According to CDC spokesman Tom Skinner, this is the first time the CDC has warned people against traveling to a U.S. neighborhood over concerns of an infectious disease transmission.
Florida has had a total of 15 infected people, with four of them contracting the virus within the same 150-square-meter area. According to CNN, the new cases were found by door-to-door surveys of 200 people in their homes and businesses, and they were identified by urine and blood samples that tested positive for the virus or antibody.
“New test measurements over the weekend showed a risk of continued active transmission in that area,” CDC director Dr. Tom Frieden announced in a conference Monday. “Because of this finding, we are advising pregnant women not to travel to that area and if they have traveled there on or after June 15 to visit their healthcare provider for testing.”
Frieden also said that “aggressive control measures,” such as pesticides, are not working as well as they would like in Miami.
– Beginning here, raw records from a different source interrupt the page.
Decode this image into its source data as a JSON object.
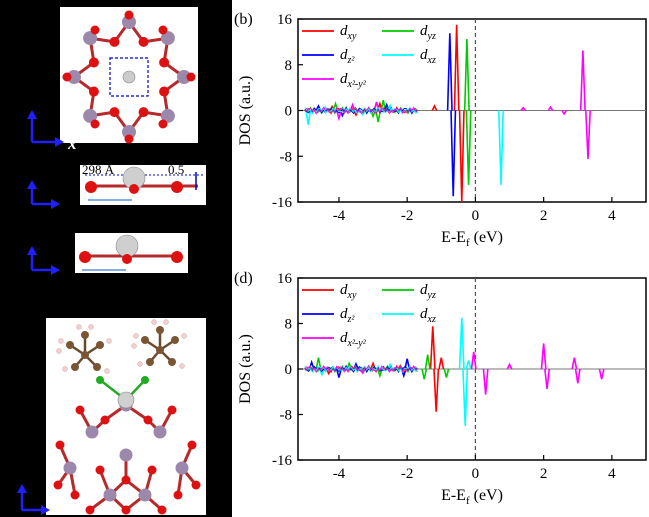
{
  "panels": [
    {
      "label": "(b)",
      "ylabel": "DOS (a.u.)",
      "xlabel_main": "E-E",
      "xlabel_sub": "f",
      "xlabel_unit": " (eV)"
    },
    {
      "label": "(d)",
      "ylabel": "DOS (a.u.)",
      "xlabel_main": "E-E",
      "xlabel_sub": "f",
      "xlabel_unit": " (eV)"
    }
  ],
  "legend": [
    {
      "base": "d",
      "sub": "xy",
      "color": "#ff0000"
    },
    {
      "base": "d",
      "sub": "yz",
      "color": "#00cc00"
    },
    {
      "base": "d",
      "sub": "z²",
      "color": "#0000ff"
    },
    {
      "base": "d",
      "sub": "xz",
      "color": "#00ffff"
    },
    {
      "base": "d",
      "sub": "x²-y²",
      "color": "#ff00ff"
    }
  ],
  "structures": {
    "axis_label": "x",
    "dim_left": "298 Å",
    "dim_right": "0.5"
  },
  "chart_data": [
    {
      "type": "line",
      "title": "",
      "xlabel": "E-Ef (eV)",
      "ylabel": "DOS (a.u.)",
      "xlim": [
        -5.2,
        5
      ],
      "ylim": [
        -16,
        16
      ],
      "xticks": [
        -4,
        -2,
        0,
        2,
        4
      ],
      "yticks": [
        -16,
        -8,
        0,
        8,
        16
      ],
      "fermi_line": 0,
      "spikes": {
        "dxy": [
          [
            -0.55,
            15
          ],
          [
            -0.4,
            -16
          ],
          [
            -1.2,
            0.8
          ],
          [
            -2.8,
            1.2
          ],
          [
            -3.5,
            -0.8
          ],
          [
            -4.2,
            0.7
          ]
        ],
        "dyz": [
          [
            -0.25,
            12.5
          ],
          [
            -0.2,
            -13
          ],
          [
            -2.7,
            1.8
          ],
          [
            -2.85,
            -2
          ],
          [
            -4.1,
            1.2
          ],
          [
            -3.0,
            -1.0
          ]
        ],
        "dz2": [
          [
            -0.75,
            13.5
          ],
          [
            -0.65,
            -15
          ],
          [
            -2.6,
            1.0
          ],
          [
            -3.9,
            -0.9
          ],
          [
            -4.6,
            0.8
          ]
        ],
        "dxz": [
          [
            0.75,
            -13
          ],
          [
            -2.5,
            0.9
          ],
          [
            -3.3,
            -0.7
          ],
          [
            -4.9,
            -2.5
          ],
          [
            -4.4,
            0.6
          ]
        ],
        "dx2y2": [
          [
            3.15,
            10.5
          ],
          [
            3.3,
            -8.5
          ],
          [
            -2.9,
            1.5
          ],
          [
            -4.0,
            -1.4
          ],
          [
            -3.6,
            1.0
          ],
          [
            2.2,
            0.6
          ],
          [
            2.6,
            -0.6
          ],
          [
            1.4,
            0.5
          ]
        ]
      }
    },
    {
      "type": "line",
      "title": "",
      "xlabel": "E-Ef (eV)",
      "ylabel": "DOS (a.u.)",
      "xlim": [
        -5.2,
        5
      ],
      "ylim": [
        -16,
        16
      ],
      "xticks": [
        -4,
        -2,
        0,
        2,
        4
      ],
      "yticks": [
        -16,
        -8,
        0,
        8,
        16
      ],
      "fermi_line": 0,
      "spikes": {
        "dxy": [
          [
            -1.25,
            7.5
          ],
          [
            -1.15,
            -7.5
          ],
          [
            -1.0,
            2.0
          ],
          [
            -3.0,
            1.0
          ],
          [
            -4.3,
            -0.8
          ],
          [
            -2.2,
            0.6
          ]
        ],
        "dyz": [
          [
            -1.4,
            2.5
          ],
          [
            -1.5,
            -1.8
          ],
          [
            -0.85,
            -1.5
          ],
          [
            -3.7,
            1.0
          ],
          [
            -4.6,
            2.0
          ],
          [
            -2.8,
            -1.2
          ]
        ],
        "dz2": [
          [
            -2.0,
            1.8
          ],
          [
            -2.1,
            -1.2
          ],
          [
            -3.5,
            0.9
          ],
          [
            -4.0,
            -1.5
          ],
          [
            -4.8,
            1.2
          ]
        ],
        "dxz": [
          [
            -0.4,
            9.0
          ],
          [
            -0.3,
            -10.0
          ],
          [
            -0.2,
            1.5
          ],
          [
            -2.5,
            0.8
          ],
          [
            -4.5,
            -1.0
          ]
        ],
        "dx2y2": [
          [
            -0.05,
            3.0
          ],
          [
            0.3,
            -4.5
          ],
          [
            2.0,
            4.5
          ],
          [
            2.1,
            -3.5
          ],
          [
            2.9,
            2.0
          ],
          [
            3.0,
            -2.5
          ],
          [
            3.7,
            -1.8
          ],
          [
            1.0,
            0.8
          ],
          [
            -3.3,
            -0.7
          ]
        ]
      }
    }
  ]
}
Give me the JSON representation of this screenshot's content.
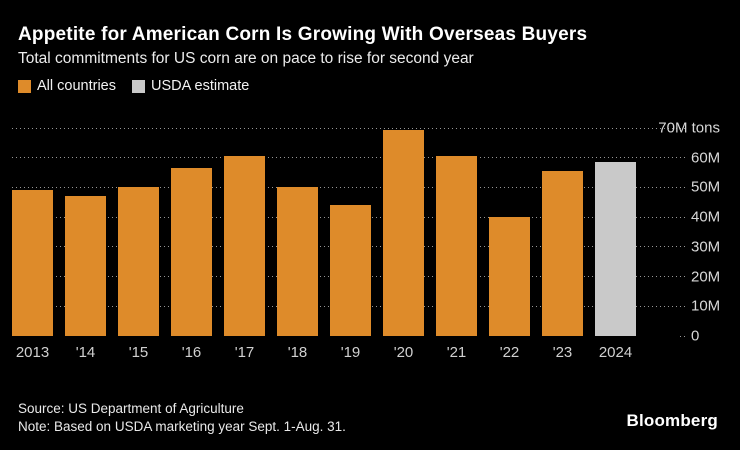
{
  "header": {
    "title": "Appetite for American Corn Is Growing With Overseas Buyers",
    "subtitle": "Total commitments for US corn are on pace to rise for second year"
  },
  "legend": [
    {
      "label": "All countries",
      "color": "#de8b2a"
    },
    {
      "label": "USDA estimate",
      "color": "#c9c9c9"
    }
  ],
  "chart_data": {
    "type": "bar",
    "title": "Appetite for American Corn Is Growing With Overseas Buyers",
    "subtitle": "Total commitments for US corn are on pace to rise for second year",
    "xlabel": "",
    "ylabel": "tons",
    "unit": "M tons",
    "ylim": [
      0,
      70
    ],
    "grid": "horizontal-dotted",
    "legend_position": "top-left",
    "categories": [
      "2013",
      "'14",
      "'15",
      "'16",
      "'17",
      "'18",
      "'19",
      "'20",
      "'21",
      "'22",
      "'23",
      "2024"
    ],
    "series": [
      {
        "name": "All countries",
        "color": "#de8b2a",
        "values": [
          49,
          47,
          50,
          56.5,
          60.5,
          50,
          44,
          69.5,
          60.5,
          40,
          55.5,
          null
        ]
      },
      {
        "name": "USDA estimate",
        "color": "#c9c9c9",
        "values": [
          null,
          null,
          null,
          null,
          null,
          null,
          null,
          null,
          null,
          null,
          null,
          58.5
        ]
      }
    ],
    "y_ticks": [
      {
        "value": 70,
        "label": "70M tons"
      },
      {
        "value": 60,
        "label": "60M"
      },
      {
        "value": 50,
        "label": "50M"
      },
      {
        "value": 40,
        "label": "40M"
      },
      {
        "value": 30,
        "label": "30M"
      },
      {
        "value": 20,
        "label": "20M"
      },
      {
        "value": 10,
        "label": "10M"
      },
      {
        "value": 0,
        "label": "0"
      }
    ]
  },
  "footer": {
    "source": "Source: US Department of Agriculture",
    "note": "Note: Based on USDA marketing year Sept. 1-Aug. 31.",
    "brand": "Bloomberg"
  },
  "colors": {
    "background": "#000000",
    "bar_orange": "#de8b2a",
    "bar_gray": "#c9c9c9",
    "gridline": "#979797",
    "axis_text": "#d8d8d8",
    "title_text": "#ffffff",
    "subtitle_text": "#ececec"
  }
}
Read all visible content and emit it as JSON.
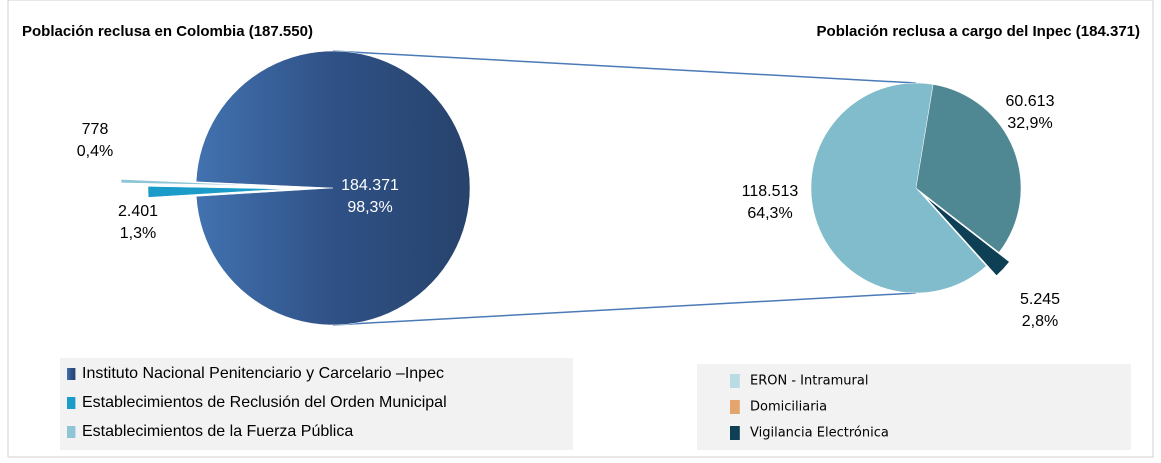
{
  "chart_data": [
    {
      "type": "pie",
      "title": "Población reclusa en Colombia (187.550)",
      "categories": [
        "Instituto Nacional Penitenciario y Carcelario –Inpec",
        "Establecimientos de Reclusión del Orden Municipal",
        "Establecimientos de la Fuerza Pública"
      ],
      "values": [
        184371,
        2401,
        778
      ],
      "value_labels": [
        "184.371",
        "2.401",
        "778"
      ],
      "percent_labels": [
        "98,3%",
        "1,3%",
        "0,4%"
      ],
      "colors": [
        "#34598f",
        "#1a9bc8",
        "#8fc6d6"
      ]
    },
    {
      "type": "pie",
      "title": "Población reclusa a cargo del Inpec (184.371)",
      "categories": [
        "ERON - Intramural",
        "Domiciliaria",
        "Vigilancia Electrónica"
      ],
      "values": [
        118513,
        60613,
        5245
      ],
      "value_labels": [
        "118.513",
        "60.613",
        "5.245"
      ],
      "percent_labels": [
        "64,3%",
        "32,9%",
        "2,8%"
      ],
      "colors": [
        "#80bccb",
        "#4f8893",
        "#0d3f55"
      ],
      "legend_colors": [
        "#b9dbe4",
        "#e4a46e",
        "#0d3f55"
      ]
    }
  ]
}
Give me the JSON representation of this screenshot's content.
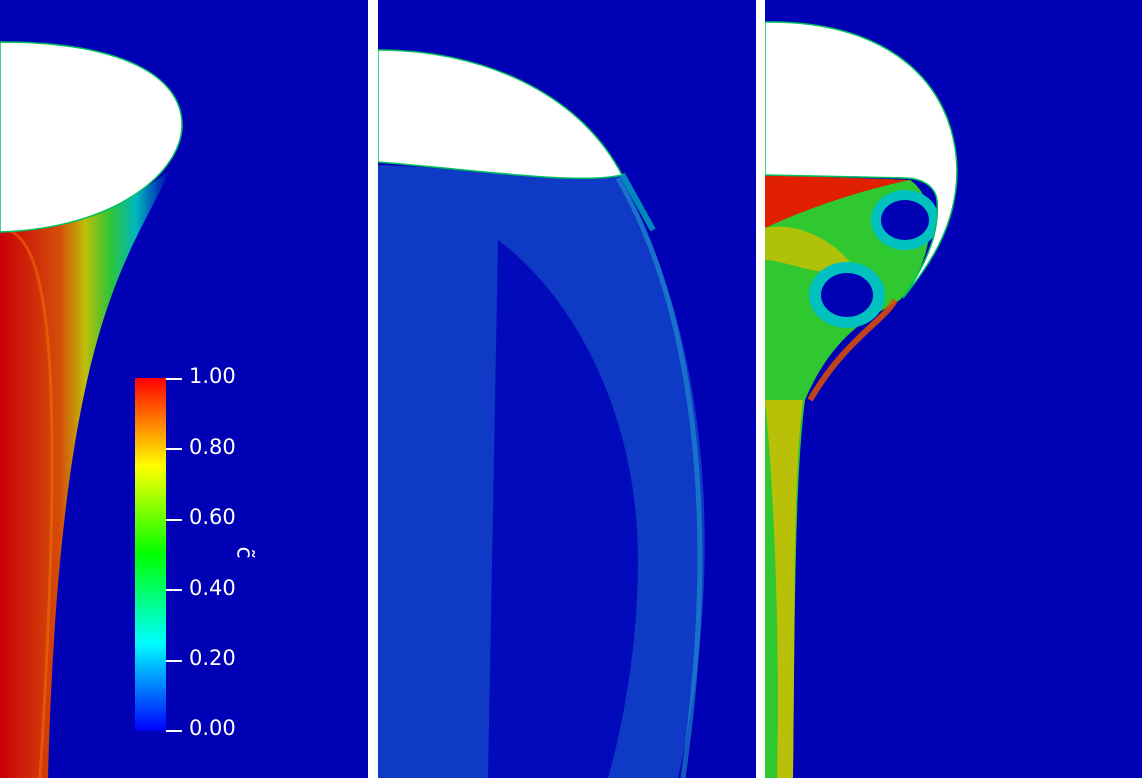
{
  "colorbar": {
    "title": "c̃",
    "ticks": [
      "1.00",
      "0.80",
      "0.60",
      "0.40",
      "0.20",
      "0.00"
    ],
    "colormap": [
      "#0000ff",
      "#00ffff",
      "#00ff00",
      "#ffff00",
      "#ff0000"
    ]
  },
  "colors": {
    "background": "#0000b4",
    "bubble": "#ffffff",
    "separator": "#ffffff"
  }
}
“The mosquitos could be resistant to the pesticides being used, or the mosquitos could be hiding in what we call ‘cryptic’ breeding places that are hard to find, like very small amounts of water where they can hatch,” he said. “The Aedes aegypti [the mosquito responsible for spreading the Zika virus] is a really tough mosquito to control.”
While many Floridians are concerned that the warning will affect the state’s tourism industry, as it is a major source of Florida’s economy, the state has not released any details on Zika’s effects on tourism.